For one reason or the other, my jobs always required the development of Java applications. I was used to work with Borland JBuilder, and the main reasons were it was simple but powerful and did not waste megabytes or RAM making me wait more than 30 seconds to start and be fully functional. Nevertheless, it had some limitations, and so I was thinking to switch to a more complex and heavy environment, in particular NetBeans.
Then, at the 2002 PPPJ in Kilkenny, I attended the keynote speech of Mr. Vivek Sarkar that was at that time employed at IBM and therefore presented Eclipse 2. After the speech, while having a coffee, I asked what were the differences between Eclipse and NetBeans and why use one instead of the other. The main reason I got was the code refactoring, so once at home I installed Eclipse and tried it on my code base. At glance I did not like it: it was too heavy and complex, with too many functions and windows and tabs and other annoying stuff (I'm a terminal guy...).

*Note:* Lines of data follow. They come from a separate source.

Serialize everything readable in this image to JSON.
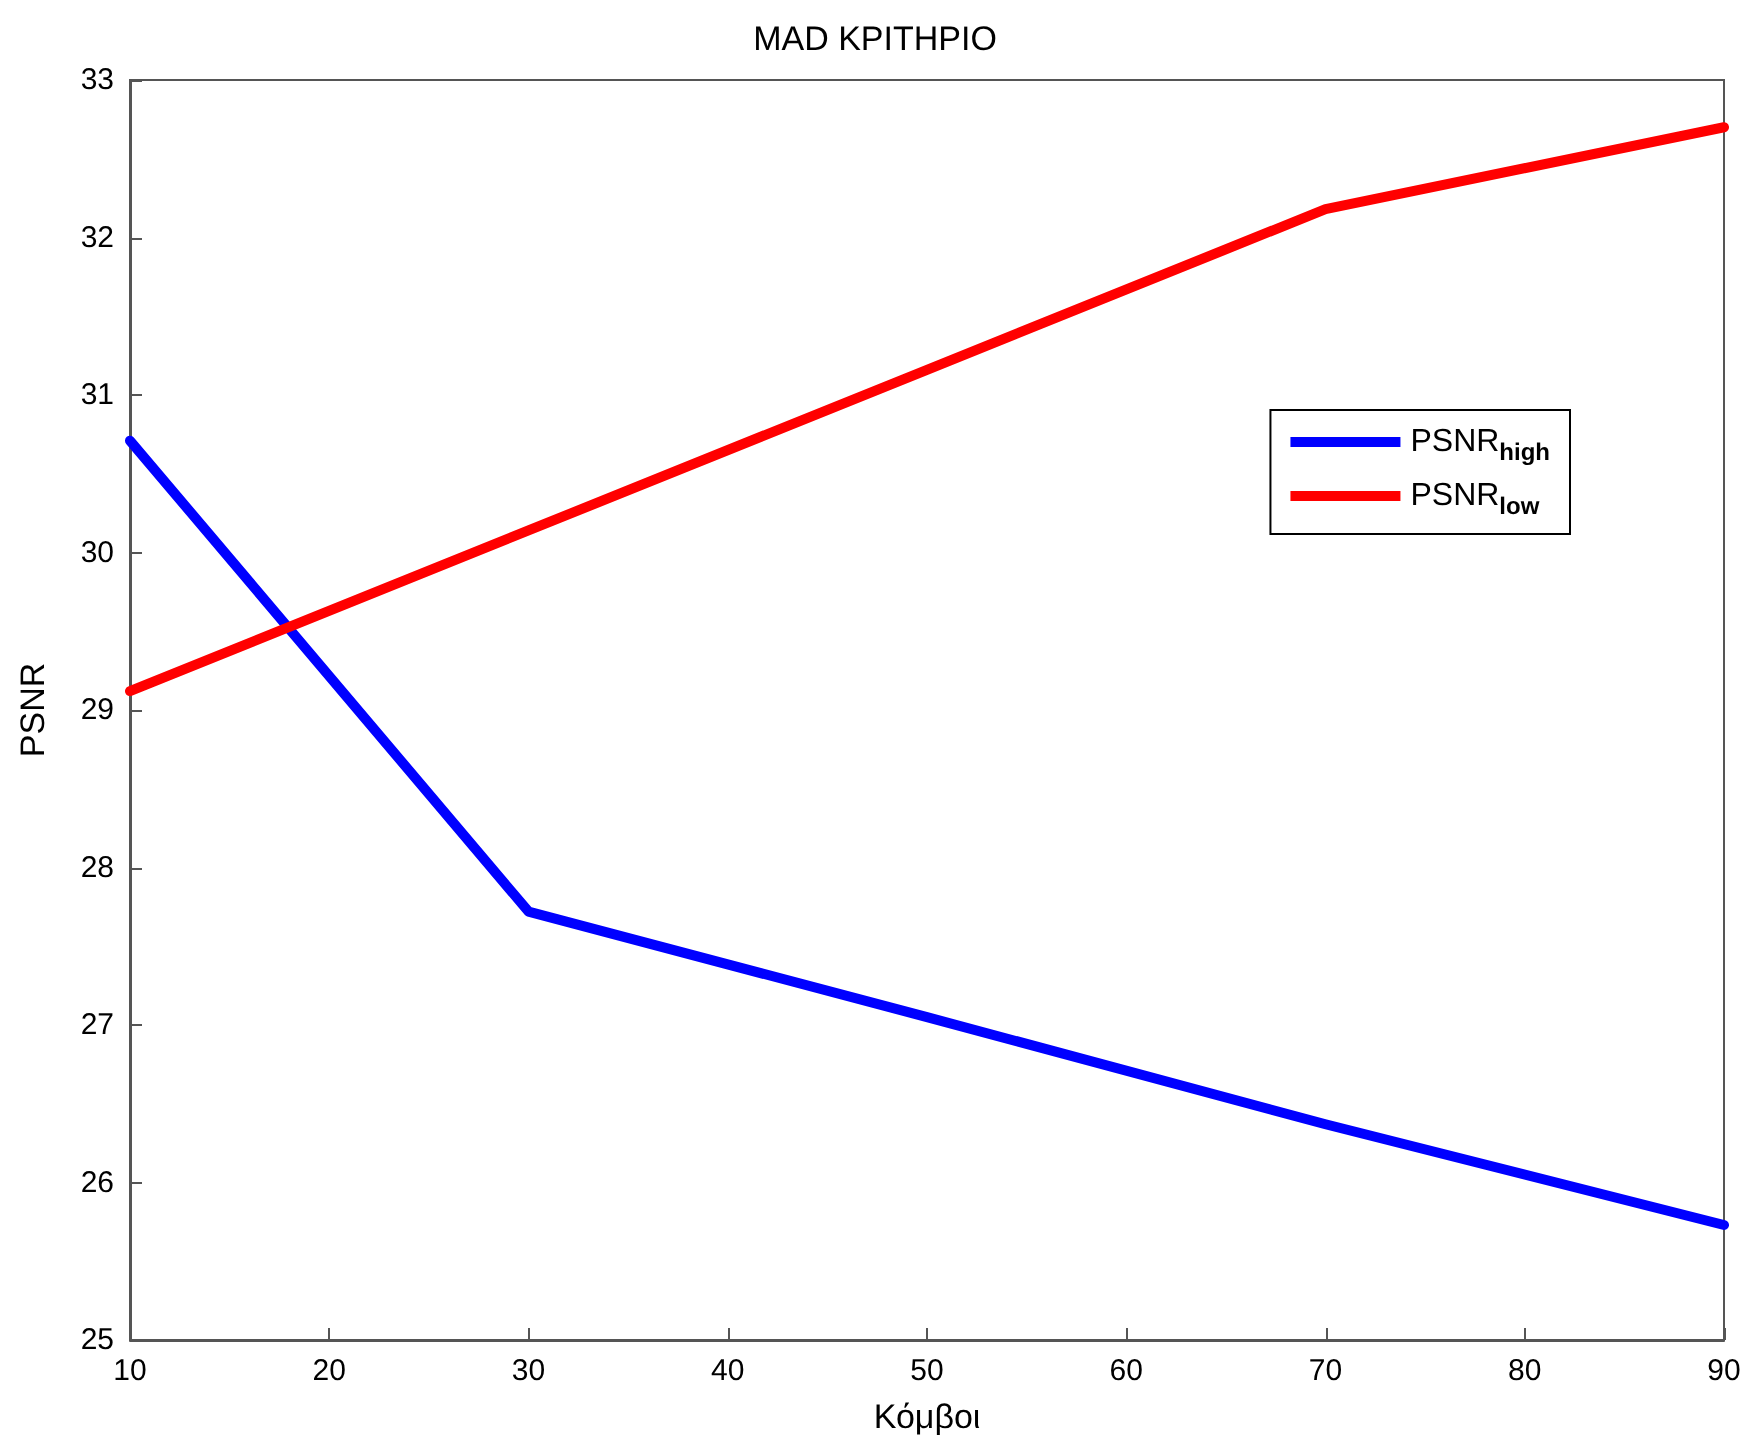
{
  "chart_data": {
    "type": "line",
    "title": "MAD ΚΡΙΤΗΡΙΟ",
    "xlabel": "Κόμβοι",
    "ylabel": "PSNR",
    "x": [
      10,
      30,
      50,
      70,
      90
    ],
    "series": [
      {
        "name": "PSNR$_{high}$",
        "color": "#0000ff",
        "values": [
          30.71,
          27.72,
          27.05,
          26.37,
          25.73
        ]
      },
      {
        "name": "PSNR$_{low}$",
        "color": "#ff0000",
        "values": [
          29.12,
          30.14,
          31.16,
          32.18,
          32.7
        ]
      }
    ],
    "xlim": [
      10,
      90
    ],
    "xticks": [
      10,
      20,
      30,
      40,
      50,
      60,
      70,
      80,
      90
    ],
    "ylim": [
      25,
      33
    ],
    "yticks": [
      25,
      26,
      27,
      28,
      29,
      30,
      31,
      32,
      33
    ],
    "grid": false,
    "legend": "top right",
    "marker": "none",
    "line_style": "solid"
  }
}
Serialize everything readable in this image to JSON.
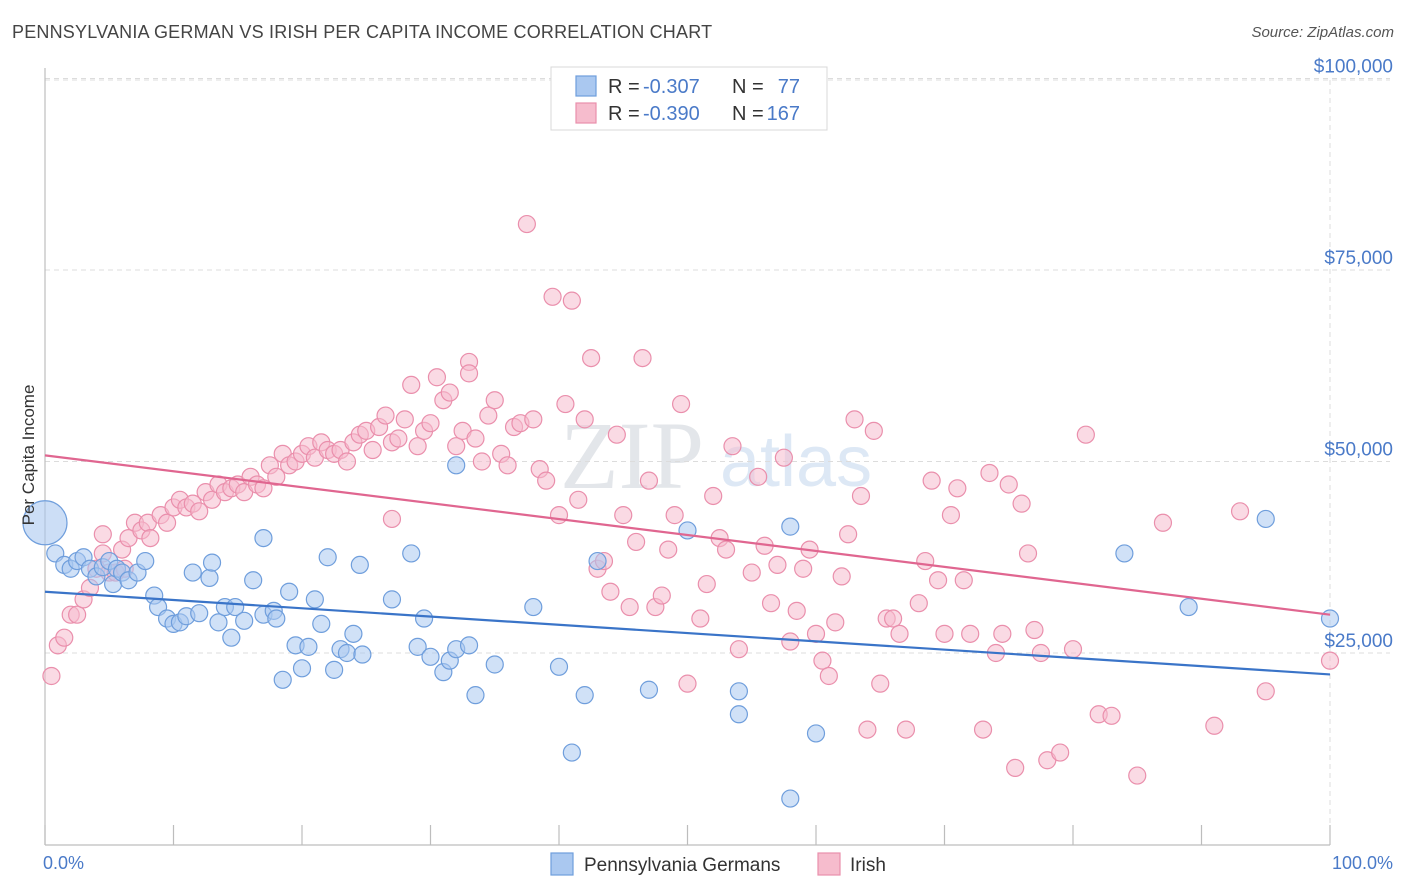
{
  "header": {
    "title": "PENNSYLVANIA GERMAN VS IRISH PER CAPITA INCOME CORRELATION CHART",
    "source": "Source: ZipAtlas.com"
  },
  "watermark": {
    "zip": "ZIP",
    "atlas": "atlas"
  },
  "legend": {
    "series": [
      {
        "r_label": "R =",
        "r_value": "-0.307",
        "n_label": "N =",
        "n_value": "77"
      },
      {
        "r_label": "R =",
        "r_value": "-0.390",
        "n_label": "N =",
        "n_value": "167"
      }
    ]
  },
  "colors": {
    "blue_fill": "#aac8f0",
    "blue_stroke": "#6f9edc",
    "blue_line": "#3a74c8",
    "pink_fill": "#f6bccd",
    "pink_stroke": "#ea8fac",
    "pink_line": "#e06690",
    "axis_label": "#4a7ac8",
    "grid": "#dcdcdc"
  },
  "chart_data": {
    "type": "scatter",
    "title": "PENNSYLVANIA GERMAN VS IRISH PER CAPITA INCOME CORRELATION CHART",
    "xlabel": "",
    "ylabel": "Per Capita Income",
    "xlim": [
      0,
      100
    ],
    "ylim": [
      0,
      105000
    ],
    "x_tick_labels": [
      "0.0%",
      "100.0%"
    ],
    "y_ticks": [
      {
        "value": 25000,
        "label": "$25,000"
      },
      {
        "value": 50000,
        "label": "$50,000"
      },
      {
        "value": 75000,
        "label": "$75,000"
      },
      {
        "value": 100000,
        "label": "$100,000"
      }
    ],
    "grid": true,
    "legend_position": "top-center",
    "series": [
      {
        "name": "Pennsylvania Germans",
        "r": -0.307,
        "n": 77,
        "trend": {
          "x0": 0,
          "y0": 33000,
          "x1": 100,
          "y1": 22200
        },
        "big_point": {
          "x": 0,
          "y": 42000
        },
        "points": [
          [
            0.8,
            38000
          ],
          [
            1.5,
            36500
          ],
          [
            2,
            36000
          ],
          [
            2.5,
            37000
          ],
          [
            3,
            37500
          ],
          [
            3.5,
            36000
          ],
          [
            4,
            35000
          ],
          [
            4.5,
            36200
          ],
          [
            5,
            37000
          ],
          [
            5.3,
            34000
          ],
          [
            5.6,
            36000
          ],
          [
            6,
            35500
          ],
          [
            6.5,
            34500
          ],
          [
            7.2,
            35500
          ],
          [
            7.8,
            37000
          ],
          [
            8.5,
            32500
          ],
          [
            8.8,
            31000
          ],
          [
            9.5,
            29500
          ],
          [
            10,
            28800
          ],
          [
            10.5,
            29000
          ],
          [
            11,
            29800
          ],
          [
            11.5,
            35500
          ],
          [
            12,
            30200
          ],
          [
            12.8,
            34800
          ],
          [
            13,
            36800
          ],
          [
            13.5,
            29000
          ],
          [
            14,
            31000
          ],
          [
            14.5,
            27000
          ],
          [
            14.8,
            31000
          ],
          [
            15.5,
            29200
          ],
          [
            16.2,
            34500
          ],
          [
            17,
            30000
          ],
          [
            17,
            40000
          ],
          [
            17.8,
            30500
          ],
          [
            18,
            29500
          ],
          [
            18.5,
            21500
          ],
          [
            19,
            33000
          ],
          [
            19.5,
            26000
          ],
          [
            20,
            23000
          ],
          [
            20.5,
            25800
          ],
          [
            21,
            32000
          ],
          [
            21.5,
            28800
          ],
          [
            22,
            37500
          ],
          [
            22.5,
            22800
          ],
          [
            23,
            25500
          ],
          [
            23.5,
            25000
          ],
          [
            24,
            27500
          ],
          [
            24.5,
            36500
          ],
          [
            24.7,
            24800
          ],
          [
            27,
            32000
          ],
          [
            28.5,
            38000
          ],
          [
            29,
            25800
          ],
          [
            29.5,
            29500
          ],
          [
            30,
            24500
          ],
          [
            31,
            22500
          ],
          [
            31.5,
            24000
          ],
          [
            32,
            25500
          ],
          [
            33,
            26000
          ],
          [
            33.5,
            19500
          ],
          [
            32,
            49500
          ],
          [
            35,
            23500
          ],
          [
            38,
            31000
          ],
          [
            40,
            23200
          ],
          [
            41,
            12000
          ],
          [
            42,
            19500
          ],
          [
            43,
            37000
          ],
          [
            47,
            20200
          ],
          [
            54,
            20000
          ],
          [
            54,
            17000
          ],
          [
            58,
            41500
          ],
          [
            58,
            6000
          ],
          [
            60,
            14500
          ],
          [
            84,
            38000
          ],
          [
            95,
            42500
          ],
          [
            100,
            29500
          ],
          [
            50,
            41000
          ],
          [
            89,
            31000
          ]
        ]
      },
      {
        "name": "Irish",
        "r": -0.39,
        "n": 167,
        "trend": {
          "x0": 0,
          "y0": 50800,
          "x1": 100,
          "y1": 30000
        },
        "points": [
          [
            0.5,
            22000
          ],
          [
            1,
            26000
          ],
          [
            1.5,
            27000
          ],
          [
            2,
            30000
          ],
          [
            2.5,
            30000
          ],
          [
            3,
            32000
          ],
          [
            3.5,
            33500
          ],
          [
            4,
            36000
          ],
          [
            4.5,
            38000
          ],
          [
            4.5,
            40500
          ],
          [
            5,
            35500
          ],
          [
            5.5,
            35500
          ],
          [
            6,
            38500
          ],
          [
            6.2,
            36000
          ],
          [
            6.5,
            40000
          ],
          [
            7,
            42000
          ],
          [
            7.5,
            41000
          ],
          [
            8,
            42000
          ],
          [
            8.2,
            40000
          ],
          [
            9,
            43000
          ],
          [
            9.5,
            42000
          ],
          [
            10,
            44000
          ],
          [
            10.5,
            45000
          ],
          [
            11,
            44000
          ],
          [
            11.5,
            44500
          ],
          [
            12,
            43500
          ],
          [
            12.5,
            46000
          ],
          [
            13,
            45000
          ],
          [
            13.5,
            47000
          ],
          [
            14,
            46000
          ],
          [
            14.5,
            46500
          ],
          [
            15,
            47000
          ],
          [
            15.5,
            46000
          ],
          [
            16,
            48000
          ],
          [
            16.5,
            47000
          ],
          [
            17,
            46500
          ],
          [
            17.5,
            49500
          ],
          [
            18,
            48000
          ],
          [
            18.5,
            51000
          ],
          [
            19,
            49500
          ],
          [
            19.5,
            50000
          ],
          [
            20,
            51000
          ],
          [
            20.5,
            52000
          ],
          [
            21,
            50500
          ],
          [
            21.5,
            52500
          ],
          [
            22,
            51500
          ],
          [
            22.5,
            51000
          ],
          [
            23,
            51500
          ],
          [
            23.5,
            50000
          ],
          [
            24,
            52500
          ],
          [
            24.5,
            53500
          ],
          [
            25,
            54000
          ],
          [
            25.5,
            51500
          ],
          [
            26,
            54500
          ],
          [
            26.5,
            56000
          ],
          [
            27,
            52500
          ],
          [
            27.5,
            53000
          ],
          [
            28,
            55500
          ],
          [
            28.5,
            60000
          ],
          [
            29,
            52000
          ],
          [
            29.5,
            54000
          ],
          [
            30,
            55000
          ],
          [
            30.5,
            61000
          ],
          [
            31,
            58000
          ],
          [
            31.5,
            59000
          ],
          [
            32,
            52000
          ],
          [
            32.5,
            54000
          ],
          [
            33,
            63000
          ],
          [
            33.5,
            53000
          ],
          [
            34,
            50000
          ],
          [
            34.5,
            56000
          ],
          [
            35,
            58000
          ],
          [
            35.5,
            51000
          ],
          [
            36,
            49500
          ],
          [
            36.5,
            54500
          ],
          [
            37,
            55000
          ],
          [
            37.5,
            81000
          ],
          [
            38,
            55500
          ],
          [
            38.5,
            49000
          ],
          [
            39,
            47500
          ],
          [
            39.5,
            71500
          ],
          [
            40,
            43000
          ],
          [
            40.5,
            57500
          ],
          [
            41,
            71000
          ],
          [
            41.5,
            45000
          ],
          [
            42,
            55500
          ],
          [
            42.5,
            63500
          ],
          [
            43,
            36000
          ],
          [
            43.5,
            37000
          ],
          [
            44,
            33000
          ],
          [
            44.5,
            53500
          ],
          [
            45,
            43000
          ],
          [
            45.5,
            31000
          ],
          [
            46,
            39500
          ],
          [
            46.5,
            63500
          ],
          [
            47,
            47500
          ],
          [
            47.5,
            31000
          ],
          [
            48,
            32500
          ],
          [
            48.5,
            38500
          ],
          [
            49,
            43000
          ],
          [
            49.5,
            57500
          ],
          [
            50,
            21000
          ],
          [
            51,
            29500
          ],
          [
            51.5,
            34000
          ],
          [
            52,
            45500
          ],
          [
            52.5,
            40000
          ],
          [
            53,
            38500
          ],
          [
            53.5,
            52000
          ],
          [
            54,
            25500
          ],
          [
            55,
            35500
          ],
          [
            55.5,
            48000
          ],
          [
            56,
            39000
          ],
          [
            56.5,
            31500
          ],
          [
            57,
            36500
          ],
          [
            57.5,
            50500
          ],
          [
            58,
            26500
          ],
          [
            58.5,
            30500
          ],
          [
            59,
            36000
          ],
          [
            59.5,
            38500
          ],
          [
            60,
            27500
          ],
          [
            60.5,
            24000
          ],
          [
            61,
            22000
          ],
          [
            61.5,
            29000
          ],
          [
            62,
            35000
          ],
          [
            62.5,
            40500
          ],
          [
            63,
            55500
          ],
          [
            63.5,
            45500
          ],
          [
            64,
            15000
          ],
          [
            64.5,
            54000
          ],
          [
            65,
            21000
          ],
          [
            65.5,
            29500
          ],
          [
            66,
            29500
          ],
          [
            66.5,
            27500
          ],
          [
            67,
            15000
          ],
          [
            68,
            31500
          ],
          [
            68.5,
            37000
          ],
          [
            69,
            47500
          ],
          [
            69.5,
            34500
          ],
          [
            70,
            27500
          ],
          [
            70.5,
            43000
          ],
          [
            71,
            46500
          ],
          [
            71.5,
            34500
          ],
          [
            72,
            27500
          ],
          [
            73,
            15000
          ],
          [
            73.5,
            48500
          ],
          [
            74,
            25000
          ],
          [
            74.5,
            27500
          ],
          [
            75,
            47000
          ],
          [
            75.5,
            10000
          ],
          [
            76,
            44500
          ],
          [
            76.5,
            38000
          ],
          [
            77,
            28000
          ],
          [
            77.5,
            25000
          ],
          [
            78,
            11000
          ],
          [
            79,
            12000
          ],
          [
            80,
            25500
          ],
          [
            81,
            53500
          ],
          [
            82,
            17000
          ],
          [
            83,
            16800
          ],
          [
            85,
            9000
          ],
          [
            87,
            42000
          ],
          [
            91,
            15500
          ],
          [
            93,
            43500
          ],
          [
            95,
            20000
          ],
          [
            100,
            24000
          ],
          [
            27,
            42500
          ],
          [
            33,
            61500
          ]
        ]
      }
    ]
  },
  "bottom_legend": {
    "items": [
      {
        "label": "Pennsylvania Germans"
      },
      {
        "label": "Irish"
      }
    ]
  }
}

But the code refactoring was really impressive and I found it really useful.
So I started using Eclipse for my day-to-day development.
Today it is still my Java default IDE, and I have noticed that a lot of people use it as a kind of fancy editor with autocompletion, without using some of the more interesting features like run configurations and Mylin.
In one of my previous job I had to create a client-server Java application that should have been really fast to run on Microsoft Windows and Apple machines. So I thought it was time for giving a try to SWT, the IBM Java toolkit Eclipse is based on.
From SWT to Eclipse RCP the jump was fast and great, and therefore I started developing applications using Eclipse RCP v3.